Director of CARE Iraq abducted in Baghdad

BAGHDAD, Iraq - Gunmen seized the head of CARE International's operations in Iraq - a woman who has worked on behalf of Iraqis for three decades - as the British government on Tuesday weighed a politically volatile American request to transfer soldiers to dangerous areas near the capital.

Early today, CARE Australia, which coordinates the international agency's Iraq operations, announced it had suspended operations because of the abduction, but it said staff would not be evacuated.

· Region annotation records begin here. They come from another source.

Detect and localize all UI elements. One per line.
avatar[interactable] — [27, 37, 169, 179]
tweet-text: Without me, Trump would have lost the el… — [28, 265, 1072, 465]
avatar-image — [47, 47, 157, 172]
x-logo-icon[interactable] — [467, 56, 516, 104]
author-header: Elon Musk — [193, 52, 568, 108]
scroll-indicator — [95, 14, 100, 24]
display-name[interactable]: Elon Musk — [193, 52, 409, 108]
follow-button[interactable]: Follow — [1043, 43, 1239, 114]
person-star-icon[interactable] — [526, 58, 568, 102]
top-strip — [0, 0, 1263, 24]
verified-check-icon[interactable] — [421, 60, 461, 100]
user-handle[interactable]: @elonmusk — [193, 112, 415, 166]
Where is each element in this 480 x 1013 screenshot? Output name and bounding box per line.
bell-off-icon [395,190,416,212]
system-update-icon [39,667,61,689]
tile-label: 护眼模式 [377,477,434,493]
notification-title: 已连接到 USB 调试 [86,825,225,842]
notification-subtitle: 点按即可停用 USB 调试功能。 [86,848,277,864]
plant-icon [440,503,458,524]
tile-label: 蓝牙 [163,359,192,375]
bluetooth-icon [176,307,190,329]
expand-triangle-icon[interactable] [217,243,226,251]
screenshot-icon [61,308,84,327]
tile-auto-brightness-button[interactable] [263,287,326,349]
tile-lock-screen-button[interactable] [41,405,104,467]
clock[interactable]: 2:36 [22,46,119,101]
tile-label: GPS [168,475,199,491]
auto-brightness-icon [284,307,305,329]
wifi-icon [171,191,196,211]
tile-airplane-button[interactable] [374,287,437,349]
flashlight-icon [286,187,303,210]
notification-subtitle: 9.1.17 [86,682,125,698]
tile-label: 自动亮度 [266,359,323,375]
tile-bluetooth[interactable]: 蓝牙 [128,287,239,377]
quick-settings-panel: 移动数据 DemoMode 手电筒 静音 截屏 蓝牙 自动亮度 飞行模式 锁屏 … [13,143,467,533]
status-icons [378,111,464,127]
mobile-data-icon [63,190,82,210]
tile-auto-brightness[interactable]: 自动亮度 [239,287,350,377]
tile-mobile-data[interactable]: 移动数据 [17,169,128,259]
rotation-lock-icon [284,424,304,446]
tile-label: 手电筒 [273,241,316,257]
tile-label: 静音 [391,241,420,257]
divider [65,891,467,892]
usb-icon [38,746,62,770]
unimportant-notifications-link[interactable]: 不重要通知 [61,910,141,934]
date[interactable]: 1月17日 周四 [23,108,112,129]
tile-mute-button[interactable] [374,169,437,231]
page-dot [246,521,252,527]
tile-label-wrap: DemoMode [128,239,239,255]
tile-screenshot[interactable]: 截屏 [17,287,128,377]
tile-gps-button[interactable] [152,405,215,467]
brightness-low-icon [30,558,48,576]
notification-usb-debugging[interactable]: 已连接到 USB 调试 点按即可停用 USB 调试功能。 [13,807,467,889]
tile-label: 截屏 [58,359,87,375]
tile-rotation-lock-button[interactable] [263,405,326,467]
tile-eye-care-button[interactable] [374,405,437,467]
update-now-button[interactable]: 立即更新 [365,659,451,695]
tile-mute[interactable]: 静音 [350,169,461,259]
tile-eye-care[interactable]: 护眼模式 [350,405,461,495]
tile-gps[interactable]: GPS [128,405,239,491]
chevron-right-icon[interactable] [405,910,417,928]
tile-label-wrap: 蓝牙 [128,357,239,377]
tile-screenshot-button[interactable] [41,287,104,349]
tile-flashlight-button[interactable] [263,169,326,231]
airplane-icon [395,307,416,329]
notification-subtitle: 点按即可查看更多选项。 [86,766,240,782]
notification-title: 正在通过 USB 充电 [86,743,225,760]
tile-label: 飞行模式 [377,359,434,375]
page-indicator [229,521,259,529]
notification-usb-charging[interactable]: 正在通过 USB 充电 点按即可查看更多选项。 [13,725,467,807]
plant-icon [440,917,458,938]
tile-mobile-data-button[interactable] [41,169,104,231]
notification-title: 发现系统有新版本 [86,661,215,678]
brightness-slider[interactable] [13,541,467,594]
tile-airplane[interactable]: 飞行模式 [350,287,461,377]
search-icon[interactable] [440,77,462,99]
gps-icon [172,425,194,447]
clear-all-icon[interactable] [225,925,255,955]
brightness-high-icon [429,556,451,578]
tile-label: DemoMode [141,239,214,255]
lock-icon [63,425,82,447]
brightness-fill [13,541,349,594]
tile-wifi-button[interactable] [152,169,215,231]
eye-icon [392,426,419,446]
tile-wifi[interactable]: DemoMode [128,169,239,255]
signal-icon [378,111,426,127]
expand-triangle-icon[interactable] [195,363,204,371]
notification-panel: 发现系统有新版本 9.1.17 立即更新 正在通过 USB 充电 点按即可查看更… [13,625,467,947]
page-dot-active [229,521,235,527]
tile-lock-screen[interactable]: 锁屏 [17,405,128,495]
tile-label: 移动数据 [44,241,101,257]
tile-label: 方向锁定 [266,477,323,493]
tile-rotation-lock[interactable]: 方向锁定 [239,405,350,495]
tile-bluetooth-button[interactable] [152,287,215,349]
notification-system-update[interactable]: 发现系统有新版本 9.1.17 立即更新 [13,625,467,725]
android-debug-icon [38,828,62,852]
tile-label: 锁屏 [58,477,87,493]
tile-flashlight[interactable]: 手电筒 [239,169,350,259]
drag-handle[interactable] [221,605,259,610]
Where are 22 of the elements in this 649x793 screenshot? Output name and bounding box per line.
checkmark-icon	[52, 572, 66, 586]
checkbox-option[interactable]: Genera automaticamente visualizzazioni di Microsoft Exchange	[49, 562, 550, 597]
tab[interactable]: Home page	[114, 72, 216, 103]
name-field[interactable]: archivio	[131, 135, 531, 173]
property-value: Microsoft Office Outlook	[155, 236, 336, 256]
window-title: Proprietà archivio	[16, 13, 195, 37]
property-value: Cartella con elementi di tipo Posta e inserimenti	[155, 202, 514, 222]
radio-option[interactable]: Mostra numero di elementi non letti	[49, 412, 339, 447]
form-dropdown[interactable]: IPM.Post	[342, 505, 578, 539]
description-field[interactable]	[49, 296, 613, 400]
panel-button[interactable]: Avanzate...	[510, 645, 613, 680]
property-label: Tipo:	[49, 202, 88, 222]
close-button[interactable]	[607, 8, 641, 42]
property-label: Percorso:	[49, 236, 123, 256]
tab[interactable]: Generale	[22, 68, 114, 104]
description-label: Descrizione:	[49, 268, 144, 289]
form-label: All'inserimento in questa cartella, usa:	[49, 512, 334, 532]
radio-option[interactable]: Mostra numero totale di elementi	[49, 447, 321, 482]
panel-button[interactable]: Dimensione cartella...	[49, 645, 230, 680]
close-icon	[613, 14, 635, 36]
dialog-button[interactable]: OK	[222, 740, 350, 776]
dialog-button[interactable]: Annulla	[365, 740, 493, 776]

Elsewhere Tuesday, a mortar attack killed at least four Iraqi National Guard soldiers and wounded 80 at a base north of Baghdad. An American contractor also died when mortar shells crashed onto a U.S. base in the Iraqi capital. And three car bombs exploded in the northern city of Mosul, killing two Iraqi civilians and wounding three.

Margaret Hassan, who holds British, Irish and Iraqi citizenships and is married to an Iraqi, is among the most widely known humanitarian officials in the Middle East. She is also the most high-profile figure to fall victim to a wave of kidnappings sweeping Iraq in recent months.

The Arab television station Al-Jazeera broadcast a brief video showing Hassan, wearing a white blouse and appearing tense, sitting in a room with bare white walls. An editor at the station, based in Qatar, said the tape contained no audio. It did not identify what group was holding her and contained no demand for her release.

Hassan, who is in her early 60s, was kidnapped about 7:30 a.m. while being driven from her home to CARE's office in a western neighborhood of the capital, a CARE employee said. The employee said the group did not employ armed guards.

In an interview with Al-Jazeera, Hassan's husband, Tahseen Ali Hassan, said his wife was abducted near the CARE office.

"Two cars intercepted her from the front and back," he said. "They attacked the car and pulled out the driver and a companion. Then they took the car to an unknown destination."

He said his wife had not received threats and that the kidnappers had not contacted anyone with any demands. "Nothing like this happened before, because CARE is a humanitarian organization, and she has served the Iraqi people for 30 years," he said.